I'm approaching a crisis in sexual identity, and am wondering if I'm alone in this plight, or if others are able to offer advice.
Physically, I'm a top. I've got a huge cock that nobody can see past once I disrobe. My build and outward appearance is decidedly bearish-to-stocky. My, um, lower digestive tract refuses to cooperate with the concept of being penetrated.
But mentally, emotionally, sexually, I am awakening to physical desires that are decidedly bottom. Actually, downright submissive.
I'm somewhat at a crossroads in life, where I wonder if I should continue the embarrassing and disappointing sham of an existence as a top (and spend the remainder of my days in regret, while disappointing a further string of worthy subs) just to match my physical appearance. Limp cock and all.
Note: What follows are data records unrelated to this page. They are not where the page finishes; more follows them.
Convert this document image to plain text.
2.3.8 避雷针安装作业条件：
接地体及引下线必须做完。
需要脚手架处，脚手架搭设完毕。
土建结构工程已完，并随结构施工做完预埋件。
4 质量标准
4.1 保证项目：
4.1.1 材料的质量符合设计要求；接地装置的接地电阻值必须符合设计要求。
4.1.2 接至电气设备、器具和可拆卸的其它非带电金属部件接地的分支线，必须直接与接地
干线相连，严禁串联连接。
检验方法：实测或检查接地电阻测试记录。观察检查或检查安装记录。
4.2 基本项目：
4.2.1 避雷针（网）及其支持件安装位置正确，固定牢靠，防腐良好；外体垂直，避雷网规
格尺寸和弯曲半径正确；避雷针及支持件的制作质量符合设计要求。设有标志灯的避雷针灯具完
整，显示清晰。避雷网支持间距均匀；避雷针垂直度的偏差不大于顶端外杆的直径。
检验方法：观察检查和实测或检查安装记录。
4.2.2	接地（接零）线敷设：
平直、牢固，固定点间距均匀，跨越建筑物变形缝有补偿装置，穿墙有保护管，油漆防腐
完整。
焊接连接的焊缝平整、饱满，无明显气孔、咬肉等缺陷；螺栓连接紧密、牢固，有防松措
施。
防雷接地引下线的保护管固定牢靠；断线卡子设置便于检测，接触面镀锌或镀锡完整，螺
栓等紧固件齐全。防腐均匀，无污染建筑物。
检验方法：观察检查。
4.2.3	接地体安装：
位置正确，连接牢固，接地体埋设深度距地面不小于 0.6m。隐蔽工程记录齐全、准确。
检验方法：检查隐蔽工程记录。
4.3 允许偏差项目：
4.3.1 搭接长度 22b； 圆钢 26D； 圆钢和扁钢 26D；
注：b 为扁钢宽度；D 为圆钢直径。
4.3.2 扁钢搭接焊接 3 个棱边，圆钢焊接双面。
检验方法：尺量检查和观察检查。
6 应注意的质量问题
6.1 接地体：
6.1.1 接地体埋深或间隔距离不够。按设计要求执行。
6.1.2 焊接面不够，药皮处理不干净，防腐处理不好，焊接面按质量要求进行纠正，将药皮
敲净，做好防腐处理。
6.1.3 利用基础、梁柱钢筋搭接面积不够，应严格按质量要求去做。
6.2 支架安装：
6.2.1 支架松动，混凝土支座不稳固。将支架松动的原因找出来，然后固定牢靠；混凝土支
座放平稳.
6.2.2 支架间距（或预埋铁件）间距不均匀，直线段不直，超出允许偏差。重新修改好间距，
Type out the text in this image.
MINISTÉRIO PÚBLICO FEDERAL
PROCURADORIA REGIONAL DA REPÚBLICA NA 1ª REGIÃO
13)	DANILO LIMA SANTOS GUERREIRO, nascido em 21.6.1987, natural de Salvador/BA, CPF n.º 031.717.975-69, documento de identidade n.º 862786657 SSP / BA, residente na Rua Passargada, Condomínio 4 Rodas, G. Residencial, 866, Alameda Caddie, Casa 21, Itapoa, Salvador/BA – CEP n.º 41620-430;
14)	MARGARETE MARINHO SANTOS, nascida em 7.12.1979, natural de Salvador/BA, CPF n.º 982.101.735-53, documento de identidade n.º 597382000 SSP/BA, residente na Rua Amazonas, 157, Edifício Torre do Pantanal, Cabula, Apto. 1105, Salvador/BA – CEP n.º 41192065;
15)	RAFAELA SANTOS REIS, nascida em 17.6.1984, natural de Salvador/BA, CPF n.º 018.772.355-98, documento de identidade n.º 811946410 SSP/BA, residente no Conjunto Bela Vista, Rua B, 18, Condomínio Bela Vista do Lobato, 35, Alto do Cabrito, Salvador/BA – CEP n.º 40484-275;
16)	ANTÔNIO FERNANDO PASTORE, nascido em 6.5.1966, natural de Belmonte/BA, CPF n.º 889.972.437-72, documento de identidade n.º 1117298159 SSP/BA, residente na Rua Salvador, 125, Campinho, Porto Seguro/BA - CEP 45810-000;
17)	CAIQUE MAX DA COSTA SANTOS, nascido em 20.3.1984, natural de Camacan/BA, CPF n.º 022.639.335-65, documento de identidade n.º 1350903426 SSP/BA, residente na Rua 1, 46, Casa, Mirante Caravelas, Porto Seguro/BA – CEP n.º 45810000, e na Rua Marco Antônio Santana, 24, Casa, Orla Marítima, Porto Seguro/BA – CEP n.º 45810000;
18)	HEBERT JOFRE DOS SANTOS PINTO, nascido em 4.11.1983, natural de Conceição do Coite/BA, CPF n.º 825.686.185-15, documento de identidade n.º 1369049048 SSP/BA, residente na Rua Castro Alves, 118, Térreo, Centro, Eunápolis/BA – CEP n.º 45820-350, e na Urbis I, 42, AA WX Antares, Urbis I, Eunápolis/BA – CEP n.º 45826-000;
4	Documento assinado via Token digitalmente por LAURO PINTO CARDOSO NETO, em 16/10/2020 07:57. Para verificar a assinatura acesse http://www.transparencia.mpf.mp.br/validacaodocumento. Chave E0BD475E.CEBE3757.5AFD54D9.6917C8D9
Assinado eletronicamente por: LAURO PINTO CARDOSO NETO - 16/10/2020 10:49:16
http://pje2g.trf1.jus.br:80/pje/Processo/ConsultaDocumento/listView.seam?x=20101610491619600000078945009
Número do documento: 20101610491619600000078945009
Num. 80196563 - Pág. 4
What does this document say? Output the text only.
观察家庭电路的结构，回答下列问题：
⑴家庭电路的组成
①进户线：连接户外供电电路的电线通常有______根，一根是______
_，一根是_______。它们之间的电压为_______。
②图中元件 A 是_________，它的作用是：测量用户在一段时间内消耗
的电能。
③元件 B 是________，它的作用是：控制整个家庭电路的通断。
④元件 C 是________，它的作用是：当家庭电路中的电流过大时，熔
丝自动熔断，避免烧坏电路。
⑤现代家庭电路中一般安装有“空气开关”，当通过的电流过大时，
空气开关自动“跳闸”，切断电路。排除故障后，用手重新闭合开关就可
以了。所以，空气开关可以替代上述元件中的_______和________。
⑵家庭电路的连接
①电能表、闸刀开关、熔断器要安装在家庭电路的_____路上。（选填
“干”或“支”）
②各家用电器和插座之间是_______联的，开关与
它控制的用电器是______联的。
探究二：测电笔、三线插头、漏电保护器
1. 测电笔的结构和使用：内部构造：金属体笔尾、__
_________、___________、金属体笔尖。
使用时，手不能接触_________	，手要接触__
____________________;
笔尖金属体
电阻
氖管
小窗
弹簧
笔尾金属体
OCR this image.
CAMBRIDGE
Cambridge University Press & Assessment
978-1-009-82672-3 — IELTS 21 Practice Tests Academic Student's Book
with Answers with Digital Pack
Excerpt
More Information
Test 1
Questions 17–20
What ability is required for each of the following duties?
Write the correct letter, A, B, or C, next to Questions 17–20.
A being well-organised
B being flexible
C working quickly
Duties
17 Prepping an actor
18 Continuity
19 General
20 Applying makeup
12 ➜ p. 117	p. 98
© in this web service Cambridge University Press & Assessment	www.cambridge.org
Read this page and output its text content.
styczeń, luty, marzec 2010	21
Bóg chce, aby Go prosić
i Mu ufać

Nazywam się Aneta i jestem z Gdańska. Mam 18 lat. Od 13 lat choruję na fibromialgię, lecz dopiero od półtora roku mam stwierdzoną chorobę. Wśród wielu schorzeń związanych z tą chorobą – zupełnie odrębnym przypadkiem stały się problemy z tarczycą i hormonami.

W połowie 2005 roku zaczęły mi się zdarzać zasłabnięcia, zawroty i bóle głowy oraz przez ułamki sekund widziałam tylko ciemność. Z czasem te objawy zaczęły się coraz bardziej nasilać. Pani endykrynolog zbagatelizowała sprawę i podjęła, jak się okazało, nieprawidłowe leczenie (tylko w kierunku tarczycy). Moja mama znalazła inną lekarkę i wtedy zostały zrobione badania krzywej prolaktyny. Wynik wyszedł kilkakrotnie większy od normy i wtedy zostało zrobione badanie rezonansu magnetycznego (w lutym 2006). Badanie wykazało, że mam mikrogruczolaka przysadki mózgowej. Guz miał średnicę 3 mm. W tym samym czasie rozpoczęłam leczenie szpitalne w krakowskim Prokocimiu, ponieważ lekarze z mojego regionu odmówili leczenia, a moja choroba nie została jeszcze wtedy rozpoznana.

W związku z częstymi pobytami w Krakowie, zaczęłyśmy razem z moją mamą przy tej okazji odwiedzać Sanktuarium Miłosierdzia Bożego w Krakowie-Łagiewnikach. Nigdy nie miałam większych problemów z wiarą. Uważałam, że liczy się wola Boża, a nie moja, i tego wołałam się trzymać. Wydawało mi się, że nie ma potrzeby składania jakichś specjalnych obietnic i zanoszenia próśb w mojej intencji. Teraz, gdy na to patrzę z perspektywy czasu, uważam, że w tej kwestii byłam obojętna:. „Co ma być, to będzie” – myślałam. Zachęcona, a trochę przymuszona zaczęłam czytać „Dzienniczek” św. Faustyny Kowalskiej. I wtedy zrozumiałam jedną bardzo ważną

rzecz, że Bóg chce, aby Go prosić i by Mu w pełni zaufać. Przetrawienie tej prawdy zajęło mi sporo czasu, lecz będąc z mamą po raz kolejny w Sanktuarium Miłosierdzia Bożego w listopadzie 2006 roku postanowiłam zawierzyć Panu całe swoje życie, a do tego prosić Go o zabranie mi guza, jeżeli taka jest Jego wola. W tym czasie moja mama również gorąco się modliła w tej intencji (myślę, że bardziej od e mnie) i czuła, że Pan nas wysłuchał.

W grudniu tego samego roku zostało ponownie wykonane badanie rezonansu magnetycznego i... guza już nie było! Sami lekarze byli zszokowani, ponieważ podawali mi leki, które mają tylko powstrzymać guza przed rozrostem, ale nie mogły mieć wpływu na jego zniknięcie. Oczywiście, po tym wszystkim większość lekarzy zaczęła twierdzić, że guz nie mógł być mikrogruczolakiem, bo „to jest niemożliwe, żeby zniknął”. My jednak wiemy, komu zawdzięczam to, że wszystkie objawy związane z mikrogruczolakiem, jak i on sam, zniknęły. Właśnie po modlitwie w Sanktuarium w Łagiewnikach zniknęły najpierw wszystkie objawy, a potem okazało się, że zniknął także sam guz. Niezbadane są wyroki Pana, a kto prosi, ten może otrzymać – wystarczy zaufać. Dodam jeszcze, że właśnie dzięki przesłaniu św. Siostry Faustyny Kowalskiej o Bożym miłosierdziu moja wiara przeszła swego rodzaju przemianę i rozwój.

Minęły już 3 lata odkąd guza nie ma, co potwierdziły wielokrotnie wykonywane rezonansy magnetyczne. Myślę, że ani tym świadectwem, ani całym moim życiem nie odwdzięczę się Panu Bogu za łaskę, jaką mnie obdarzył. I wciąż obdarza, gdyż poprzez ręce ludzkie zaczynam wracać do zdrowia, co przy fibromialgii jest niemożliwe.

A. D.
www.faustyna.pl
Or find a way to learn, transform, and modify myself into a bottom (if that's even possible). Not knowing where to begin, how to proceed, or what methods to persue.
I know this is an extremely broad-ranging topic, but are there any others out there who are in, or have faced a similar situation? Living between two worlds where even 'versatility' is not an option. Where the decision between limp top and unfuckable bottom always just leads to... NO sex at all?
36 years old, by the way. Young enough to hope for the best in days to come, but old enough to know better from past experience.